In Florida, there have been no real commercially viable answers to citrus greening. Even beyond the fact that the market for orange juice is unlikely to get back to the point where it’s in everybody’s refrigerator across America. So, if there are going to be a half million to a million acres of Florida farmland that are unavailable to citrus Pongamia is a viable alternative crop and can fill an important role in helping repair soils in addition to providing income to growers.
TerViva is starting to chip away at some of the research ecosystem and value chain development that new crops need for successful adoption at large scales. The USDA has introduced its program for tree crop replacement in the event of force majeure or in the case of Florida for dying industries. There’s an income limitation on that and FSA at the county level and a couple of counties in Florida have qualified for pongamia. So growers can get 50-75 cents back on the dollar for planting pongamia as a replacement for citrus. Major financial lenders are also beginning to loan against properties that have pongamia on them. TerViva was awarded a grant to work with University of Florida on pongamia.

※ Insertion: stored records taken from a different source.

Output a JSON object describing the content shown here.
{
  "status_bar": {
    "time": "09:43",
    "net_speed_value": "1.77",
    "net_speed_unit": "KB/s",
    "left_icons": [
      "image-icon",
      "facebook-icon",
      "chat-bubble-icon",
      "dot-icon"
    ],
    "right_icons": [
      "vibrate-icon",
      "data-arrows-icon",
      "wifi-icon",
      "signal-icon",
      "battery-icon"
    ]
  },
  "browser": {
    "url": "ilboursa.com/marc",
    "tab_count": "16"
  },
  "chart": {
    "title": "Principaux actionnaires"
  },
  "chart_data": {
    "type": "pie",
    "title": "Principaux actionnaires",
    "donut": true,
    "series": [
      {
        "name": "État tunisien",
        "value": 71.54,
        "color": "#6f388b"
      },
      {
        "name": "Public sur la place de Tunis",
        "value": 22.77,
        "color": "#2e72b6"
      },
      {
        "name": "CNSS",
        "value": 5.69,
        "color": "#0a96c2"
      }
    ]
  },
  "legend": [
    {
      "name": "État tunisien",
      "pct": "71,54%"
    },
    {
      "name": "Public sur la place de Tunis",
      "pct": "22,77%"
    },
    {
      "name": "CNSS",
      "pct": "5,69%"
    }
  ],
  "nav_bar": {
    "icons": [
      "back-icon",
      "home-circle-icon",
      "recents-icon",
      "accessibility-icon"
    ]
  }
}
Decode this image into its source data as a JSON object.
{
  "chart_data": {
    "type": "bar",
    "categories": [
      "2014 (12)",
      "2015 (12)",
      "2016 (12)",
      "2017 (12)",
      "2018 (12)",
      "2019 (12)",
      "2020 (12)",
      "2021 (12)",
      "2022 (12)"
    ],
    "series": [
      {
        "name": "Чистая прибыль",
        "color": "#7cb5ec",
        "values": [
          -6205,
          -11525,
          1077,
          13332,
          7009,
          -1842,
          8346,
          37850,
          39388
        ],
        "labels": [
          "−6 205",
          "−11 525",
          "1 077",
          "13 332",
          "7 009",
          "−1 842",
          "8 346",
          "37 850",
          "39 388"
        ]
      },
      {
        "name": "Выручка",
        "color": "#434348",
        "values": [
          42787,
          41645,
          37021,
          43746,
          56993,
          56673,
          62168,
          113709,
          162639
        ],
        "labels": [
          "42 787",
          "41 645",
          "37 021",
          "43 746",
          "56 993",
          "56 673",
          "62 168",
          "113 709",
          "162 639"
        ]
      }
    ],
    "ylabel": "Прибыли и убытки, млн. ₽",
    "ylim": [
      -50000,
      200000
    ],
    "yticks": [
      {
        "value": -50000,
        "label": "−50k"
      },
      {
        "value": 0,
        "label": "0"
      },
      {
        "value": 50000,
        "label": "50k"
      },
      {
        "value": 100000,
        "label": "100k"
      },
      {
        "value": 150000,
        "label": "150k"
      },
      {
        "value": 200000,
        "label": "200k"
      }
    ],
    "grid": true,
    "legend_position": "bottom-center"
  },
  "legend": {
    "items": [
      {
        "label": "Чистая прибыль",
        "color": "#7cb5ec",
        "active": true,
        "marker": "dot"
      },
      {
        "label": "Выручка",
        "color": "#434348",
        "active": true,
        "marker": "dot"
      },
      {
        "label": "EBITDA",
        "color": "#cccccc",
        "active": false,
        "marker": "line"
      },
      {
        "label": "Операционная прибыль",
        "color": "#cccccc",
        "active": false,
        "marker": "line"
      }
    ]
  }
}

Despite the pandemic TerViva will deliver more than $1 million worth of trees in 2020. While lab work has slowed in the US, TerViva’s co-manufacturing partners in Mexico have not been closed. Many of the companies interested in co-developing pongamia protein and vegetable products have been preoccupied with reacting to the COVID pandemic which will cause a little bit of a slowdown for new product development and innovation in general. TerViva is focusing currently on partner sets that are most engaged with them.
Pongamia saplings for planting, like many fruit and nut bearing orchard crops, are currently produced via grafting clonal scion material (above ground stems that grow into seed bearing tree limbs) onto young roots. Working with Allison Miller at the Danforth Plant Science Center for their IN2 project, TerViva will explore the interaction of their elite scion producing varieties with a selection of clonally reproduced roots. TerViva has elite varieties and will benefit from an opportunity to identify root stocks that support the best grafted. and to explore plant mechanisms that can yield to graft rejection.